Methods: Women were given a dose of IPTp at each antenatal visit between zero and four total IPTp doses. Infant anthropometrics – length, weight, head circumference, and MUAC were taken at birth, 6 weeks, and 3 months. Maternal hemoglobin levels were assessed at enrollment and after 10 weeks of enrollment as well as infant hemoglobin at 3 months. Anemia was defined by a hemoglobin less than 11.0 g/dL. Mild anemia was defined as hemoglobin greater than 7.0 but less than 9.9 g/dL and moderate anemia was defined by hemoglobin values 9.9 or greater but less than 11.0 g/dL. Analysis was completed using ANOVA, and if any significant differences were observed, they were compared via Tukey HSD (continuous) or Chi-squared test (categorical).

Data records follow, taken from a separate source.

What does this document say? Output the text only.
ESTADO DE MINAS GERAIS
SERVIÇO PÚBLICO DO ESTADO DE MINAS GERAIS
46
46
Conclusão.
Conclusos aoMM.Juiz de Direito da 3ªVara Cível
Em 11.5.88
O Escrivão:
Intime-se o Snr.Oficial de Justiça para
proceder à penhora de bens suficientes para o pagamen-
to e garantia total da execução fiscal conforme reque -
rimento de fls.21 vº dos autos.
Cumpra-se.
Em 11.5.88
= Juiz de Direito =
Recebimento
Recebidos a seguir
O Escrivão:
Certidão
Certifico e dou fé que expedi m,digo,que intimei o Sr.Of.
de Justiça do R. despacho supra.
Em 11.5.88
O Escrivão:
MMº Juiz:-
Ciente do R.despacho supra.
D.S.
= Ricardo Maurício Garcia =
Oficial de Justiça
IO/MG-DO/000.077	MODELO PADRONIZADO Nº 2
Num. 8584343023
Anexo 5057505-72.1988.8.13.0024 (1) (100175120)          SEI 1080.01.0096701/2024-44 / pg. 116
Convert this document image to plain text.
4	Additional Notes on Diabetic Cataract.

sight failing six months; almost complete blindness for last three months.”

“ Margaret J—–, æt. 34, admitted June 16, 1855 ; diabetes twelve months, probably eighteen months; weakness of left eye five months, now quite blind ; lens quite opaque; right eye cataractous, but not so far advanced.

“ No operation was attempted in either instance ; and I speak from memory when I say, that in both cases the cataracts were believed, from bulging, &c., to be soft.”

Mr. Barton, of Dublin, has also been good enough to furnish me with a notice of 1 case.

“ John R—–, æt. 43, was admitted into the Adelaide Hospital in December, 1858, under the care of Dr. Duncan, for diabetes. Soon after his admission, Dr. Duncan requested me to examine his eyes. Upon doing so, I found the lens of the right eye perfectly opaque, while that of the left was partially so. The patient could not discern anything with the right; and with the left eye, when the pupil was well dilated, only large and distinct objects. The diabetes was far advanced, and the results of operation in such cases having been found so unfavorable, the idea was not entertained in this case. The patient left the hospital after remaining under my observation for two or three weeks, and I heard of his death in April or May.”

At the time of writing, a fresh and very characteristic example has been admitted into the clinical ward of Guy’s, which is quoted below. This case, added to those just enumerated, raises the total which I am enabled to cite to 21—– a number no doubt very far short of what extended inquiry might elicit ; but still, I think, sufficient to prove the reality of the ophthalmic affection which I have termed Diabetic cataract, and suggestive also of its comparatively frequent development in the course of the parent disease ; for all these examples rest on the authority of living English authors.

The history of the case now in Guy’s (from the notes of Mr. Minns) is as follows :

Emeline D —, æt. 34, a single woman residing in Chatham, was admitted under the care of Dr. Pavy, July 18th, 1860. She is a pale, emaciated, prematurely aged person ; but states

Results: Total number of IPTp doses was found to be a more statistically significant predictor of maternal weight gain during treatment than timing of the doses. It stands to reason that women receiving three or more IPTp doses was the most beneficial for women during treatment as it saw the highest increases in maternal weight gain. At baseline, women that achieved a MUAC > 23 cm during the study was 32.0% (n = 1805). The greatest proportion of women, after adjustment, that achieved a MUAC ≥ 23 cm was seen in women receiving four (47.3 %) and three (37.8 %) total IPTp doses during pregnancy. Maternal weight gain correlated closely with hemoglobin at enrollment (p-value = 0.0111). Total number of IPTp doses received during pregnancy was not found to have a statistical effect on infant hemoglobin or anemia at three months. Infant length at six weeks was higher in infants from mothers that received two or three IPTp doses compared to mothers that received one IPTp dose (p-value = 0.0218). A p-value below 0.05 by total number of IPTp doses was observed for infant weight, head circumference, and MUAC at birth, six weeks, and three months.

Conclusion: At least three IPTp was effective in improving maternal weight gain and achievement of MUAC > 23 cm as well as improved many infant outcomes. Hemoglobin at enrollment was a predictor of maternal weight gain during tx but was not associated with any other outcomes.